Verbal bashing includes yelling, arguing, put-downs, and threats. Hurting people with words sometimes works at the moment, but it usually leaves a trail of resentment, anger, and bad feelings. For example, parents who frequently yell at their kids sometimes get momentary compliance but usually end up with rebellious, resentful kids in the long run.

Nonverbal bashing

Yes, you can clobber people without saying a word. Examples of nonverbal bashing include unfriendly gestures, such as pointing, clenched fists, and “flipping the bird.” Facial expressions of anger include dismissiveness, hostility, and contempt (through sneers, prolonged angry stares, and snarls). You know a dirty look when you see one! Purposely ignoring and not speaking when spoken to also convey anger and hostility. Body language includes aggressive, puffed-up poses.

Suppressing anger

People who suppress anger feel mad but work hard to hold it in. Usually, close friends and family members pick up on the anger that these people feel. However, some folks are masters at suppression, and no one truly knows how much hostility they hold inside.

Unfortunately, this type of anger often comes with common physical costs, such as high blood pressure, digestive problems, and heart disease. Chronic tension, unhappiness, fatigue, and distress frequently occur as well. Therefore, suppressing anger doesn’t constitute a good anger-management strategy.

Passive-aggressive anger

People who express their anger in a passive-aggressive manner try to find “safe” ways of showing their anger.
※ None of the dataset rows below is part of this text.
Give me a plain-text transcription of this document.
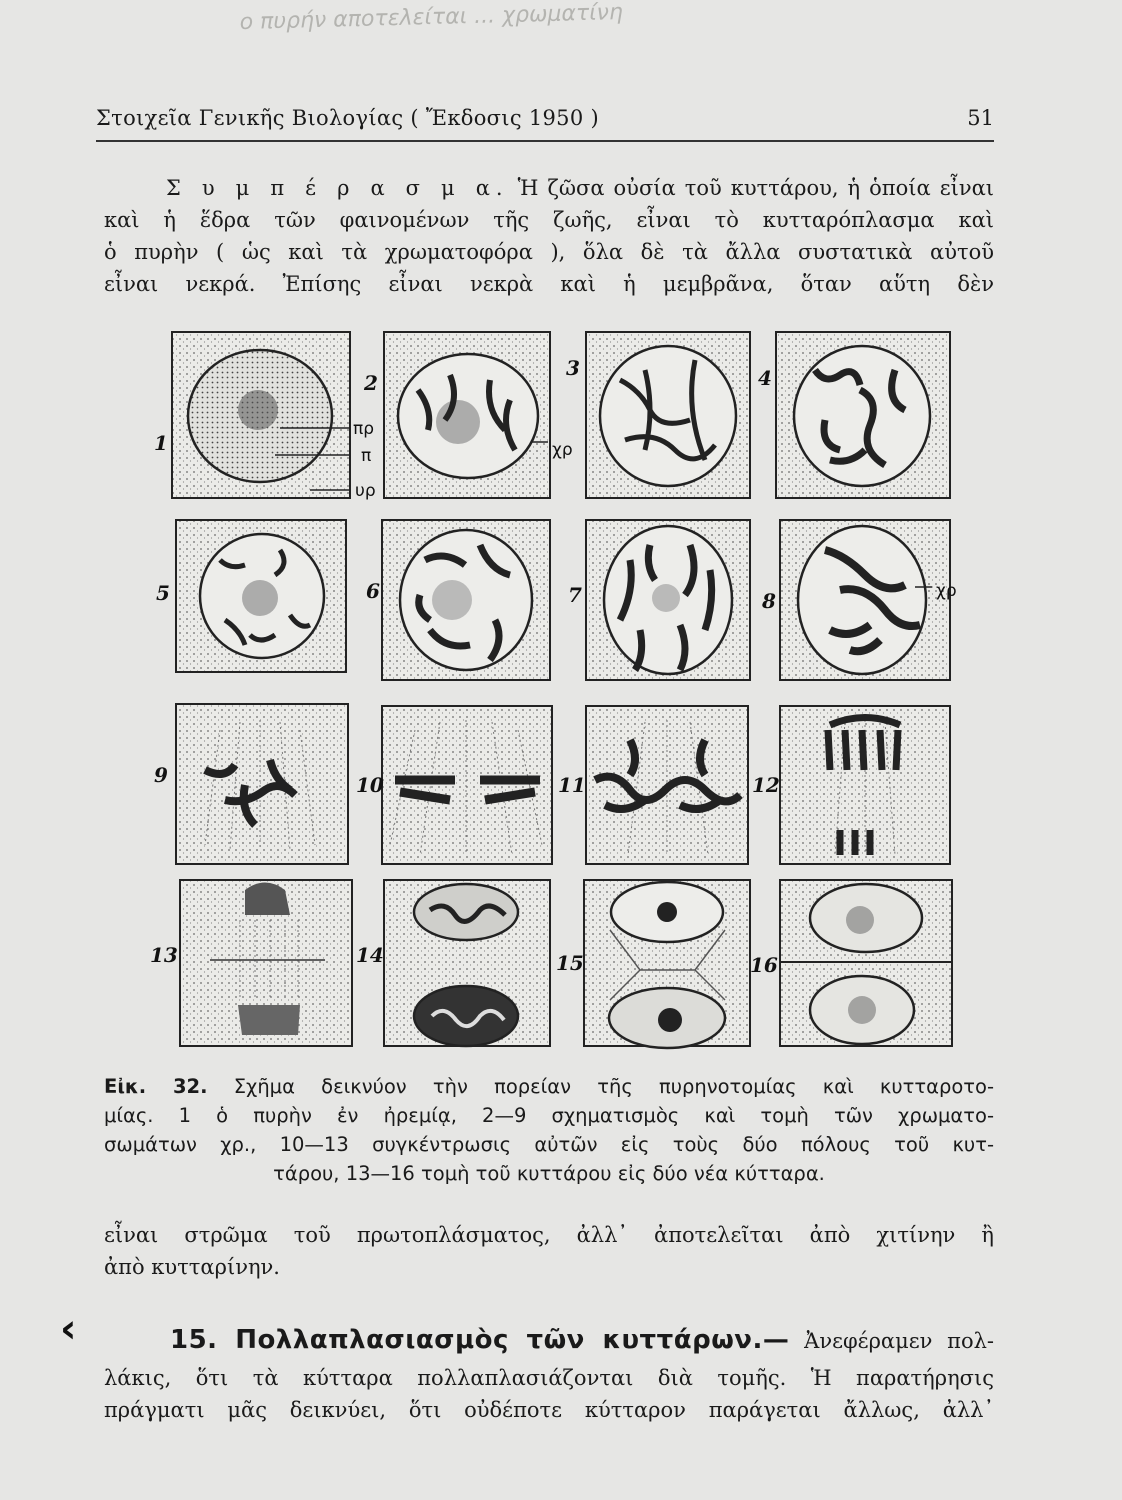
ο πυρήν αποτελείται ... χρωματίνη
Στοιχεῖα Γενικῆς Βιολογίας ( Ἔκδοσις 1950 )	51
Σ υ μ π έ ρ α σ μ α. Ἡ ζῶσα οὐσία τοῦ κυττάρου, ἡ ὁποία εἶναι
καὶ ἡ ἕδρα τῶν φαινομένων τῆς ζωῆς, εἶναι τὸ κυτταρόπλασμα καὶ
ὁ πυρὴν ( ὡς καὶ τὰ χρωματοφόρα ), ὅλα δὲ τὰ ἄλλα συστατικὰ αὐτοῦ
εἶναι νεκρά. Ἐπίσης εἶναι νεκρὰ καὶ ἡ μεμβρᾶνα, ὅταν αὕτη δὲν
1
2
3	4
5	6	7	8
9	10	11	12
13	14	15	16
πρ
π
υρ
χρ
χρ
Εἰκ. 32. Σχῆμα δεικνύον τὴν πορείαν τῆς πυρηνοτομίας καὶ κυτταροτο-
μίας. 1 ὁ πυρὴν ἐν ἠρεμίᾳ, 2—9 σχηματισμὸς καὶ τομὴ τῶν χρωματο-
σωμάτων χρ., 10—13 συγκέντρωσις αὐτῶν εἰς τοὺς δύο πόλους τοῦ κυτ-
τάρου, 13—16 τομὴ τοῦ κυττάρου εἰς δύο νέα κύτταρα.
εἶναι στρῶμα τοῦ πρωτοπλάσματος, ἀλλ᾽ ἀποτελεῖται ἀπὸ χιτίνην ἢ
ἀπὸ κυτταρίνην.
‹	15. Πολλαπλασιασμὸς τῶν κυττάρων.— Ἀνεφέραμεν πολ-
λάκις, ὅτι τὰ κύτταρα πολλαπλασιάζονται διὰ τομῆς. Ἡ παρατήρησις
πράγματι μᾶς δεικνύει, ὅτι οὐδέποτε κύτταρον παράγεται ἄλλως, ἀλλ᾽
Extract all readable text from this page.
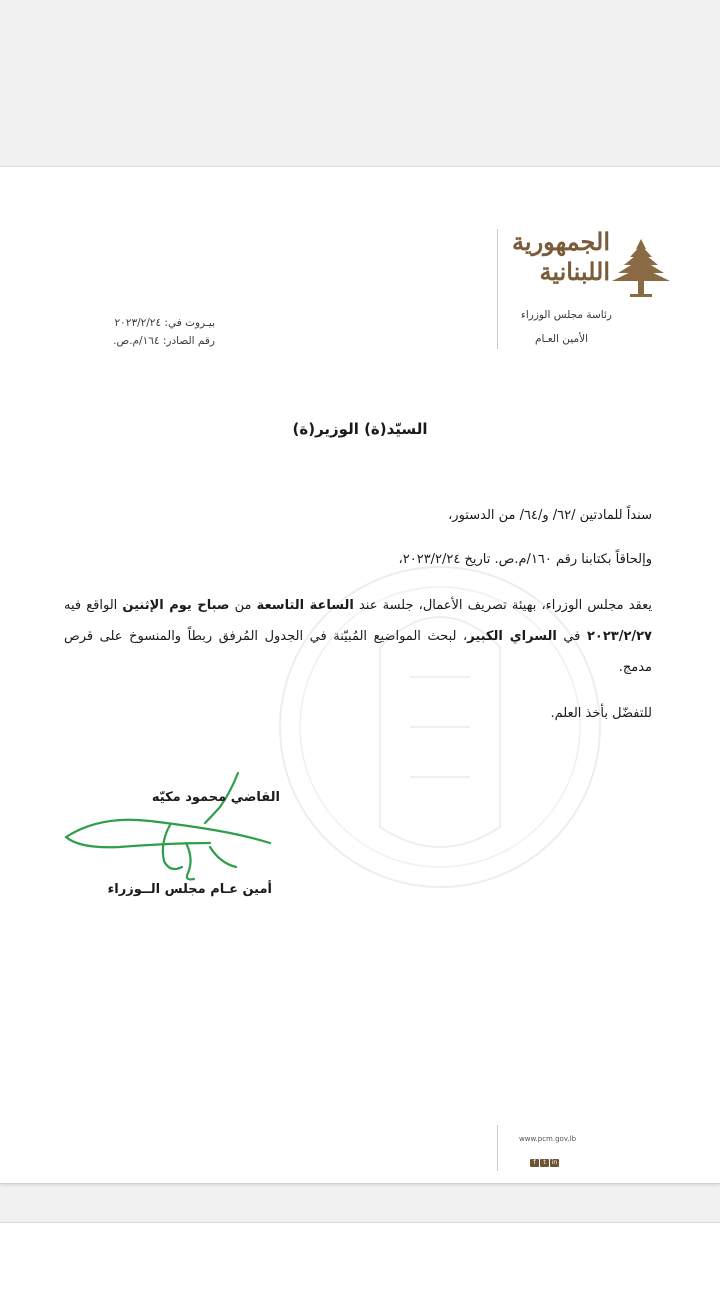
الجمهورية
اللبنانية
رئاسة مجلس الوزراء
الأمين العـام
بيـروت في: ٢٠٢٣/٢/٢٤
رقم الصادر: ١٦٤/م.ص.
السيّد(ة) الوزير(ة)
سنداً للمادتين /٦٢/ و/٦٤/ من الدستور،
وإلحاقاً بكتابنا رقم ١٦٠/م.ص. تاريخ ٢٠٢٣/٢/٢٤،
يعقد مجلس الوزراء، بهيئة تصريف الأعمال، جلسة عند الساعة التاسعة من صباح يوم الإثنين الواقع فيه ٢٠٢٣/٢/٢٧ في السراي الكبير، لبحث المواضيع المُبيّنة في الجدول المُرفق ربطاً والمنسوخ على قرص مدمج.
للتفضّل بأخذ العلم.
القاضي محمود مكيّه
أمين عـام مجلس الــوزراء
www.pcm.gov.lb
f t in
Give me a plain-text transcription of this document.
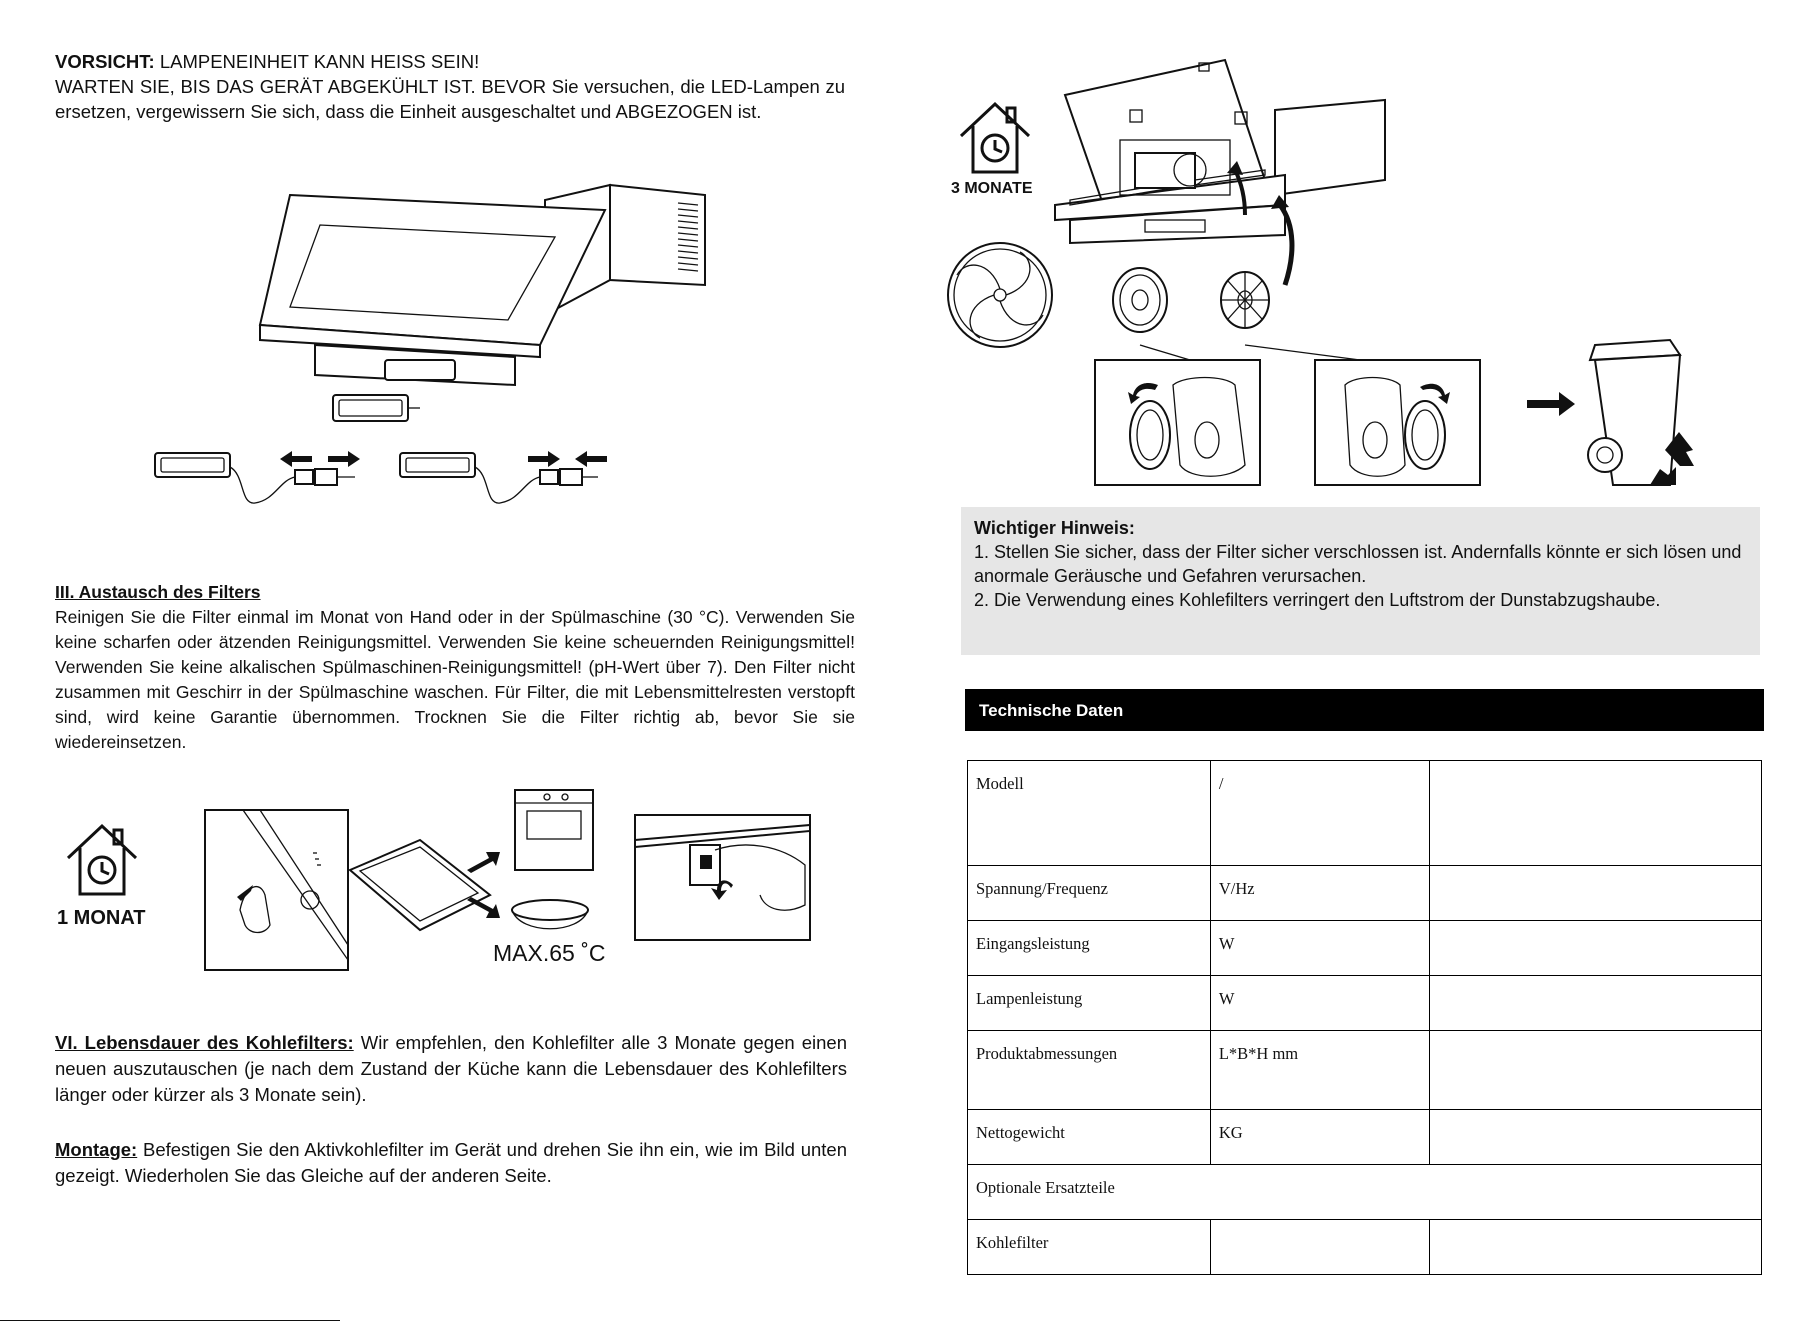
VORSICHT: LAMPENEINHEIT KANN HEISS SEIN!

WARTEN SIE, BIS DAS GERÄT ABGEKÜHLT IST. BEVOR Sie versuchen, die LED-Lampen zu ersetzen, vergewissern Sie sich, dass die Einheit ausgeschaltet und ABGEZOGEN ist.

III. Austausch des Filters

Reinigen Sie die Filter einmal im Monat von Hand oder in der Spülmaschine (30 °C). Verwenden Sie keine scharfen oder ätzenden Reinigungsmittel. Verwenden Sie keine scheuernden Reinigungsmittel! Verwenden Sie keine alkalischen Spülmaschinen-Reinigungsmittel! (pH-Wert über 7). Den Filter nicht zusammen mit Geschirr in der Spülmaschine waschen. Für Filter, die mit Lebensmittelresten verstopft sind, wird keine Garantie übernommen. Trocknen Sie die Filter richtig ab, bevor Sie sie wiedereinsetzen.

1 MONAT
MAX.65 ˚C

VI. Lebensdauer des Kohlefilters: Wir empfehlen, den Kohlefilter alle 3 Monate gegen einen neuen auszutauschen (je nach dem Zustand der Küche kann die Lebensdauer des Kohlefilters länger oder kürzer als 3 Monate sein).

Montage: Befestigen Sie den Aktivkohlefilter im Gerät und drehen Sie ihn ein, wie im Bild unten gezeigt. Wiederholen Sie das Gleiche auf der anderen Seite.

3 MONATE

Wichtiger Hinweis:

1. Stellen Sie sicher, dass der Filter sicher verschlossen ist. Andernfalls könnte er sich lösen und anormale Geräusche und Gefahren verursachen.

2. Die Verwendung eines Kohlefilters verringert den Luftstrom der Dunstabzugshaube.

Technische Daten
Modell	/	
Spannung/Frequenz	V/Hz	
Eingangsleistung	W	
Lampenleistung	W	
Produktabmessungen	L*B*H mm	
Nettogewicht	KG	
Optionale Ersatzteile		
Kohlefilter		
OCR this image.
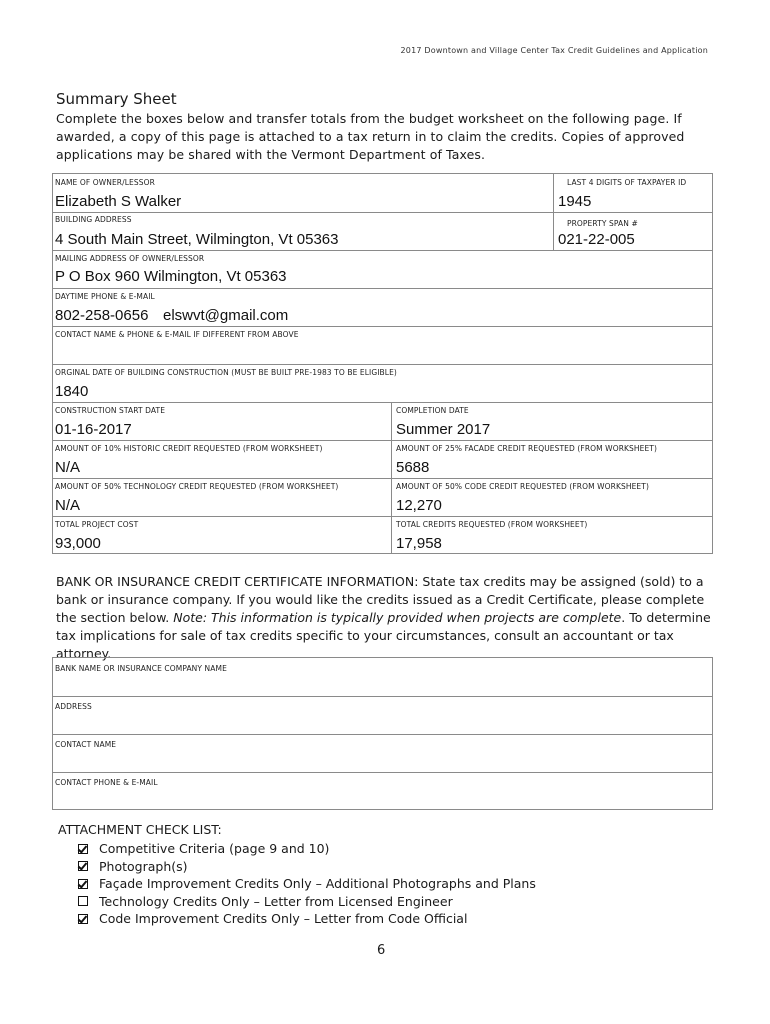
2017 Downtown and Village Center Tax Credit Guidelines and Application
Summary Sheet
Complete the boxes below and transfer totals from the budget worksheet on the following page. If awarded, a copy of this page is attached to a tax return in to claim the credits. Copies of approved applications may be shared with the Vermont Department of Taxes.
NAME OF OWNER/LESSOR
Elizabeth S Walker
LAST 4 DIGITS OF TAXPAYER ID
1945
BUILDING ADDRESS
4 South Main Street, Wilmington, Vt 05363
PROPERTY SPAN #
021-22-005
MAILING ADDRESS OF OWNER/LESSOR
P O Box 960 Wilmington, Vt 05363
DAYTIME PHONE & E-MAIL
802-258-0656 elswvt@gmail.com
CONTACT NAME & PHONE & E-MAIL IF DIFFERENT FROM ABOVE
ORGINAL DATE OF BUILDING CONSTRUCTION (MUST BE BUILT PRE-1983 TO BE ELIGIBLE)
1840
CONSTRUCTION START DATE
01-16-2017
COMPLETION DATE
Summer 2017
AMOUNT OF 10% HISTORIC CREDIT REQUESTED (FROM WORKSHEET)
N/A
AMOUNT OF 25% FACADE CREDIT REQUESTED (FROM WORKSHEET)
5688
AMOUNT OF 50% TECHNOLOGY CREDIT REQUESTED (FROM WORKSHEET)
N/A
AMOUNT OF 50% CODE CREDIT REQUESTED (FROM WORKSHEET)
12,270
TOTAL PROJECT COST
93,000
TOTAL CREDITS REQUESTED (FROM WORKSHEET)
17,958
BANK OR INSURANCE CREDIT CERTIFICATE INFORMATION: State tax credits may be assigned (sold) to a bank or insurance company. If you would like the credits issued as a Credit Certificate, please complete the section below. Note: This information is typically provided when projects are complete. To determine tax implications for sale of tax credits specific to your circumstances, consult an accountant or tax attorney.
BANK NAME OR INSURANCE COMPANY NAME
ADDRESS
CONTACT NAME
CONTACT PHONE & E-MAIL
ATTACHMENT CHECK LIST:
Competitive Criteria (page 9 and 10)
Photograph(s)
Façade Improvement Credits Only – Additional Photographs and Plans
Technology Credits Only – Letter from Licensed Engineer
Code Improvement Credits Only – Letter from Code Official
6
They like for their behaviors to have plausible deniability of their actual angry feelings. In other words, they make excuses and claim that their motives were excusable. Examples of passive-aggressive behaviors include

  • Chronic procrastination of promised tasks to get back at someone

  • Chronic lateness

  • Subtle sulking or pouting

  • Purposely performing a task for someone poorly

  • Purposely forgetting over and over to do a promised task

  • Indirect verbal expressions such as subtle sarcasm

When confronted, passive-aggressive people always have an excuse in hand and inevitably deny that they feel any anger at all. People living with passive-aggressive partners get pretty tired after 500,000 instances of “I’m sorry,” and/or “I forgot.”

Complaining and gossiping

This strategy, like passive-aggressiveness, generally feels safer than directly confronting someone with anger. Complainers and gossipers find sympathetic listeners that will hear their frustrations, woes, and anger about someone else. That way, they avoid actually confronting the person they’re angry with. And, not surprisingly, little gets resolved in the process.

Physical aggression

Slamming doors, punching holes in walls, and throwing dishes all fall under the category of physical aggression against objects. This type of aggression can feel very intimidating to those who witness it. Furthermore, these behaviors sometimes precede physical aggression against persons. Assaults can take the form of pushing or shoving, punching, and slapping, and they can even include the use of weapons. Obviously, physical aggression is almost always abusive to both recipients and witnesses.

Physical aggression with anger is only adaptive when you’re actually under attack from someone else, and it’s necessary for your own survival. Physical aggression doesn’t lead to solutions.

Displaced anger

Sometimes people feel great anger toward someone. However, because of differences in power or fear, they don’t feel safe in expressing their anger. Unfortunately, these people may take their anger out on innocent victims, such as a spouse, children, pets, or friends. This type of anger is known as displaced anger.